Co-training $2^L$ Submodels for Visual Recognition
This work addresses the need for better regularization methods in training visual recognition models, offering an incremental improvement over existing techniques.
The paper tackles the problem of improving neural network training for visual recognition by introducing submodel co-training, which uses stochastic depth to create two submodels that teach each other, resulting in a ViT-B model achieving 87.4% top-1 accuracy on ImageNet-val.

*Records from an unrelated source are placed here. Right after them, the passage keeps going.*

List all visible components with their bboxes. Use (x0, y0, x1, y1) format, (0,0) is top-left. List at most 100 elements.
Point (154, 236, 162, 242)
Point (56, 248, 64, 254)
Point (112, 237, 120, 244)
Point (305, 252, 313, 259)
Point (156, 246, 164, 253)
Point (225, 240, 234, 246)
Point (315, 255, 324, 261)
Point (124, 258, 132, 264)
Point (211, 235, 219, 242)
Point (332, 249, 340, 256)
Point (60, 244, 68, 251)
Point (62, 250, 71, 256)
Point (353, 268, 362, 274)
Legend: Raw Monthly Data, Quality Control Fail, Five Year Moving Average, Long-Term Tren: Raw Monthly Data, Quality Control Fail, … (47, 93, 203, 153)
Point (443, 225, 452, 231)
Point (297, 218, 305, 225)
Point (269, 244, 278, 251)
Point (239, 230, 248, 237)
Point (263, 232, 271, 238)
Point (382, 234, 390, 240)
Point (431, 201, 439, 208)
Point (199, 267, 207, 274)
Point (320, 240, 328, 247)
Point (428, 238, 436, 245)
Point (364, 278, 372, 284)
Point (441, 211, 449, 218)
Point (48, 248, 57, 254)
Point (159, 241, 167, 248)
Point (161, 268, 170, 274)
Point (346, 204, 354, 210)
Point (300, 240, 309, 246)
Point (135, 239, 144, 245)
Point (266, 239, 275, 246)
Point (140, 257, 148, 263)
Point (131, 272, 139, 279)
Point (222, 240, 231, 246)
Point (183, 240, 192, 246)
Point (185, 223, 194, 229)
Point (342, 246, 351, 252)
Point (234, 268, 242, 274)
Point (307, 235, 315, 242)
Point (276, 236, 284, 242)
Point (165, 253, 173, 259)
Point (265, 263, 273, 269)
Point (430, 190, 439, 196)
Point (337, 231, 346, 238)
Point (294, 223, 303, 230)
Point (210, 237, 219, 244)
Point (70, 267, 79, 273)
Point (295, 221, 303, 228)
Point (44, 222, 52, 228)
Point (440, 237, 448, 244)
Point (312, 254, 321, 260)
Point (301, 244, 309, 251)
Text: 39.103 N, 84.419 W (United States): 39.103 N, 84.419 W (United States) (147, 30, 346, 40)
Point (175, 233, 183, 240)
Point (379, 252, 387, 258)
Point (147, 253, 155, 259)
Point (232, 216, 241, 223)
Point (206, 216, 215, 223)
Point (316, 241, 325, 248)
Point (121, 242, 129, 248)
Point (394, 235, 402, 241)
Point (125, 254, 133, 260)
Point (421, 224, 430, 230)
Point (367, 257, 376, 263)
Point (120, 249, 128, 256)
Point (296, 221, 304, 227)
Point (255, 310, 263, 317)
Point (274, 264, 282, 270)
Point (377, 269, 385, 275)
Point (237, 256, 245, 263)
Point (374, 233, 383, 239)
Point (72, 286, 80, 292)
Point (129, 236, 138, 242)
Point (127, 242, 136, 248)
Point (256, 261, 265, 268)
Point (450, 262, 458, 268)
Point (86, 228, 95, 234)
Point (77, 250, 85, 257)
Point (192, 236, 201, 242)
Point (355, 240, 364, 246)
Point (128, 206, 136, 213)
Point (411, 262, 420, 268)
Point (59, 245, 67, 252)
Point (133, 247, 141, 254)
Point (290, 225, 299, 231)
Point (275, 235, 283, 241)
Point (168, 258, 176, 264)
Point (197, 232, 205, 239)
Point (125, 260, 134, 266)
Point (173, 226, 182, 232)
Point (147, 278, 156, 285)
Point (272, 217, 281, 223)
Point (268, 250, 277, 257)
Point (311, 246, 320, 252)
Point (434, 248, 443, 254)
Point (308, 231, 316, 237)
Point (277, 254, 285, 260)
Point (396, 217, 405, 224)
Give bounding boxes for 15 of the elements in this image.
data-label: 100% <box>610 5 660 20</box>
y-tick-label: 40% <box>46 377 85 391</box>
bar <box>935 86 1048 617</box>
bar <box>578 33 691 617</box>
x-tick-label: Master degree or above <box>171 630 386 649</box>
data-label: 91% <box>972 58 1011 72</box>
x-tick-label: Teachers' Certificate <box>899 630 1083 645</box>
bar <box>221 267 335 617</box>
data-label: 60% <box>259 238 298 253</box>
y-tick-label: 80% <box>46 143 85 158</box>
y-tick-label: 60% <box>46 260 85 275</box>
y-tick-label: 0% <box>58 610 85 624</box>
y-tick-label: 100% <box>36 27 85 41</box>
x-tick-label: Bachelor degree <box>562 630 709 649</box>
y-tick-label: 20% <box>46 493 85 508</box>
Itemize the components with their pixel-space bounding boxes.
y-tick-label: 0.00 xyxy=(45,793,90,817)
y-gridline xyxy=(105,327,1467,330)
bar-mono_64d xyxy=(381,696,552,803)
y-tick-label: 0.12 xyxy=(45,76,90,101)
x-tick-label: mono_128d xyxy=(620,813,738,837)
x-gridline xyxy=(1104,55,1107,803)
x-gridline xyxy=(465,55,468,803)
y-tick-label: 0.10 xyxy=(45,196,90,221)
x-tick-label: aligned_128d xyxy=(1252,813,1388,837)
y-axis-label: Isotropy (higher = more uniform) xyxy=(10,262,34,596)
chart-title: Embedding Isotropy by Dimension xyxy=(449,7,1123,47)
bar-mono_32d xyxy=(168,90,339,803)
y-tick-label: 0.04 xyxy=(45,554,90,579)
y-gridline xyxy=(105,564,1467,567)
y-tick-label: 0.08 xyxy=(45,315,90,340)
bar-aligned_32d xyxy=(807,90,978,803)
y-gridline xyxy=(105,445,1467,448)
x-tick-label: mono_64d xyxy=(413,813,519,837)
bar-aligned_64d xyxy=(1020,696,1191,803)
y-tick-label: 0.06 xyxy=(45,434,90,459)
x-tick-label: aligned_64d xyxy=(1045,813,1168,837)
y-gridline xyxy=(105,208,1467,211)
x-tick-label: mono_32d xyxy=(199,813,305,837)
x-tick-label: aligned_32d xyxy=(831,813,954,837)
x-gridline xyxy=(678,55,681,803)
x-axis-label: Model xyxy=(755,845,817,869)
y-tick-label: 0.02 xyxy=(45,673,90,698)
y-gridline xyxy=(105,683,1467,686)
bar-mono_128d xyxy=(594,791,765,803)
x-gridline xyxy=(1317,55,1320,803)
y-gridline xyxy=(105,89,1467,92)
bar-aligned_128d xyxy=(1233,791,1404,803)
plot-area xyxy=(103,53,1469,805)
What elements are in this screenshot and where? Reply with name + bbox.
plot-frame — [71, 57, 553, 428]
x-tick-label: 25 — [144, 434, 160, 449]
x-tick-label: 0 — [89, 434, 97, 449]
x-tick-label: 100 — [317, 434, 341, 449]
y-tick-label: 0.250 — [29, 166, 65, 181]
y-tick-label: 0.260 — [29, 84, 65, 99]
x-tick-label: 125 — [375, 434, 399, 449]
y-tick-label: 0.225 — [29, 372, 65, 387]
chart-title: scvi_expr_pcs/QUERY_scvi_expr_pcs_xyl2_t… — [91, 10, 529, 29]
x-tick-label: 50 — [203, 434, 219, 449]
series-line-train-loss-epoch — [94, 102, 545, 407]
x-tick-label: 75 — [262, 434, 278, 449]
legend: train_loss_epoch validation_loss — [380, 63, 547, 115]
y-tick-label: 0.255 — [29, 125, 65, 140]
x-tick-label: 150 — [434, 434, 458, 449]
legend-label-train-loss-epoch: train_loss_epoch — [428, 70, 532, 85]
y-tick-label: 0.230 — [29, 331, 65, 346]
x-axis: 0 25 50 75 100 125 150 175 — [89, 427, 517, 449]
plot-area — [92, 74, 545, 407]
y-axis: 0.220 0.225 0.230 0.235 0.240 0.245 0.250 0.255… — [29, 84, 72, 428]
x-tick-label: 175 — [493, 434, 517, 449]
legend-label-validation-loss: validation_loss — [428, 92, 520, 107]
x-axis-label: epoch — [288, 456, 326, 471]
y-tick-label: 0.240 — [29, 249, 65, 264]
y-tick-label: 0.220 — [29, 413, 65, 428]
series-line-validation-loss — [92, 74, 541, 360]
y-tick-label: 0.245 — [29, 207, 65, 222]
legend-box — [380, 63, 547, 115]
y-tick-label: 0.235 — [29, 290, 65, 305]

We introduce submodel co-training, a regularization method related to co-training, self-distillation and stochastic depth. Given a neural network to be trained, for each sample we implicitly instantiate two altered networks, ``submodels'', with stochastic depth: we activate only a subset of the layers. Each network serves as a soft teacher to the other, by providing a loss that complements the regular loss provided by the one-hot label. Our approach, dubbed cosub, uses a single set of weights, and does not involve a pre-trained external model or temporal averaging. Experimentally, we show that submodel co-training is effective to train backbones for recognition tasks such as image classification and semantic segmentation. Our approach is compatible with multiple architectures, including RegNet, ViT, PiT, XCiT, Swin and ConvNext. Our training strategy improves their results in comparable settings. For instance, a ViT-B pretrained with cosub on ImageNet-21k obtains 87.4% top-1 acc. @448 on ImageNet-val.